Um auf diesen «Solarexpress» aufspringen zu können, hat das Walliser Kantonsparlament deshalb im Februar 2023 entschieden, das Bewilligungsverfahren zu beschleunigen. Gegen diesen Entscheid haben die Grünen, Umweltverbände und die Unterwalliser SVP das Referendum ergriffen.
Die Gegner des parlamentarischen Dekrets führen vor allem an, dass die Projekte zuerst gut durchdacht werden sollten, um auch den ökologischen Aspekten gerecht zu werden. «Es wird gebaut, was am schnellsten ist, nicht was am sinnvollsten für die Umwelt und das Portemonnaie ist», sagte Brigitte Wolf, Co-Präsidentin der Grün, dem «Blick». Der Kanton bringt zwar Verständnis für dieses Anliegen auf, verweist jedoch darauf, dass der Bund diese zeitlichen Vorgaben mache.
Der «Schweizer Bauer» hat im Vorfeld über das Referendum gegen das kantonale Dekret berichtet.
War es ein grundsätzliches Nein?
Bei der Abstimmung ging es nur um die Beschleunigung der Bewilligungsverfahren. Es ging also nicht um die Frage, ob Solaranlagen in den Alpen grundsätzlich erlaubt oder verboten werden sollen. Das Abstimmungsresultat kann jetzt aber doch auch so interpretiert werden, dass die Walliser Stimmbevölkerung den alpinen Solarprojekten kritisch gegenübersteht. Der ökologische Aspekt scheint dabei eine Rolle zu spielen.
Trotz dem Nein bleiben die bestehenden Baugesuche weiter bestehen. Doch es sind jetzt mehr Einsprachen möglich. Die Realisierung der grossen Solarprojekte in Grengiols oder Gondo dürfte sich verzögern. Wie lange deren Realisierung verzögert wird hängt auch davon ab, wie viele Einsprachen eingehen werden. Vermutlich werden die Umweltverbände diese Möglichkeiten ausschöpfen.
Freude bei den Gegnern
Freude bei GegnernSie reagierten erfreut auf das Abstimmungsresultat. Die Grünen des Kantons Wallis schrieben auf der vormals als Twitter bekannten Plattform X, das Ergebnis sei ein «Sieg des gesunden Menschenverstandes über die Profitgier». Der Präsident der Grünen Schweiz, Balthasar Glättli, schrieb auf derselben Plattform, ein schneller und intelligenter Ausbau der Solarenergie klappe nur dann, wenn man auf und neben bestehender Infrastruktur vorwärts mache.

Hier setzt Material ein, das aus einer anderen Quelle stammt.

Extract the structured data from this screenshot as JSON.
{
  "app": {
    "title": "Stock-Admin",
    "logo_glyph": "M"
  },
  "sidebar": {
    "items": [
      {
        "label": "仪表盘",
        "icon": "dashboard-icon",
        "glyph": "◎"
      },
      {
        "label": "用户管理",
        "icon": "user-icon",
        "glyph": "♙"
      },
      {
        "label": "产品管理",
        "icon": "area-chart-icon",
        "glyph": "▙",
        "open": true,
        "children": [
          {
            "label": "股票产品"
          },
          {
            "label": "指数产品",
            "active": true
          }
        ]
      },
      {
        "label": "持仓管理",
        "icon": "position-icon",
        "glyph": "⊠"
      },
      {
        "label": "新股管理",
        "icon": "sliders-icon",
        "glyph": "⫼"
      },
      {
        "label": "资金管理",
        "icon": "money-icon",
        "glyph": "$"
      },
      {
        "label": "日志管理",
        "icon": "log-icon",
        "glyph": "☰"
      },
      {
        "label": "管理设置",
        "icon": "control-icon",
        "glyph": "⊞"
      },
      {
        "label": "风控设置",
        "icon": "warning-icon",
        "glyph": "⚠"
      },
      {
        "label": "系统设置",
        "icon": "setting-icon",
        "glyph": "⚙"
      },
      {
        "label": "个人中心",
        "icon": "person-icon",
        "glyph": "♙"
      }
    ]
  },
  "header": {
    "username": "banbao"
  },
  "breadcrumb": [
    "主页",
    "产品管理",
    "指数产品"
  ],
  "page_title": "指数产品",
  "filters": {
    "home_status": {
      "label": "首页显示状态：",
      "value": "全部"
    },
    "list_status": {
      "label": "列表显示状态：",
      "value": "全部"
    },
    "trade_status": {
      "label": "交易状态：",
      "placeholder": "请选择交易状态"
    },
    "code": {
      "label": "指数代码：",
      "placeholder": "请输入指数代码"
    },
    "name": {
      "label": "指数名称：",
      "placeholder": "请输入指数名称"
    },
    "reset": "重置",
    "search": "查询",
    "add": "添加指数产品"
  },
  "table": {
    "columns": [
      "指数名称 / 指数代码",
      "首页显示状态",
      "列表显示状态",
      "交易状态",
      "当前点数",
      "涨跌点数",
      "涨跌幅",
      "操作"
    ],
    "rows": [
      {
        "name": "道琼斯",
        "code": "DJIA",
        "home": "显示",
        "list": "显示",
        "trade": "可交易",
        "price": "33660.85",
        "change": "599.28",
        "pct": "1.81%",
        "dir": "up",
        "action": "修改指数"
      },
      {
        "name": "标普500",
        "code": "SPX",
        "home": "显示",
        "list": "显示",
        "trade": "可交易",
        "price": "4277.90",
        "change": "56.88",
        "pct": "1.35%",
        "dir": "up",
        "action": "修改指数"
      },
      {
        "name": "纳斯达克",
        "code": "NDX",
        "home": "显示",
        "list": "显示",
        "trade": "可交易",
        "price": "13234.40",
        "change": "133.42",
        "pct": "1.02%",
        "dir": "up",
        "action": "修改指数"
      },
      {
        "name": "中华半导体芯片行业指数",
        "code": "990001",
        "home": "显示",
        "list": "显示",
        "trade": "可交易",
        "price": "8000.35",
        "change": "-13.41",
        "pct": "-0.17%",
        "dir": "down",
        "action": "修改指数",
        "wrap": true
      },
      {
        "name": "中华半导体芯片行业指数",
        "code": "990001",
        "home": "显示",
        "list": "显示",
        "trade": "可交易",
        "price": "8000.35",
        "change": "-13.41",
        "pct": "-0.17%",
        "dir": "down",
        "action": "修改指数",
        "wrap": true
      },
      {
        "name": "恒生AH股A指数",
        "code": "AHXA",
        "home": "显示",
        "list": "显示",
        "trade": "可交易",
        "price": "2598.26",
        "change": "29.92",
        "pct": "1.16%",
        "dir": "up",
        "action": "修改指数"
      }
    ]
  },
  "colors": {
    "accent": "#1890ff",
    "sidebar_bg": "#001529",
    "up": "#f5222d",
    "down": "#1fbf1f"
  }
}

«Es ist ein Votum des gesunden Menschenverstandes, mit einer Interessenabwägung, welche die Behörden nicht vorgenommen haben», sagte Jérémy Savioz, Geschäftsleiter von Pro Natura Wallis, gegenüber der Nachrichtenagentur Keystone-SDA.
Kantone gehen unterschiedliche Wege
Die Abstimmung zu solchen Grossprojekten in der alpinen Landschaft fand über die Kantonsgrenzen hinaus Beachtung. Es war ein erster Test, wie die Stimmbürgerinnen und Stimmbürger zum «Solarexpress» des Bundes stehen.
Denn auch in weiteren Landesteilen der Schweiz dieser zu einer gesteigerten Nachfrage nach hochalpinen Standorten für Photovoltaikanlagen geführt. Die einzelnen Kantone wählen jedoch andere Wege für die Umsetzung der Solaroffensive. Im Kanton Bern zum Beispiel erarbeiten die zuständigen Ämter im Austausch mit Umweltverbänden und weiteren Interessengruppen eine Standort-Liste für alpine Solarparks.
Der Kanton Bern könnte diesbezüglich eine Vorbildrolle übernehmen, hiess es in einer Reaktion der Schweizerischen Energiestiftung (SES) auf das Abstimmungs-Nein im Wallis. Die Ablehnung des Solardekrets sei ein Zeichen dafür, dass bei der künftigen Planung von Solaranlagen im Gebirge die Umweltkriterien von zentraler Bedeutung seien.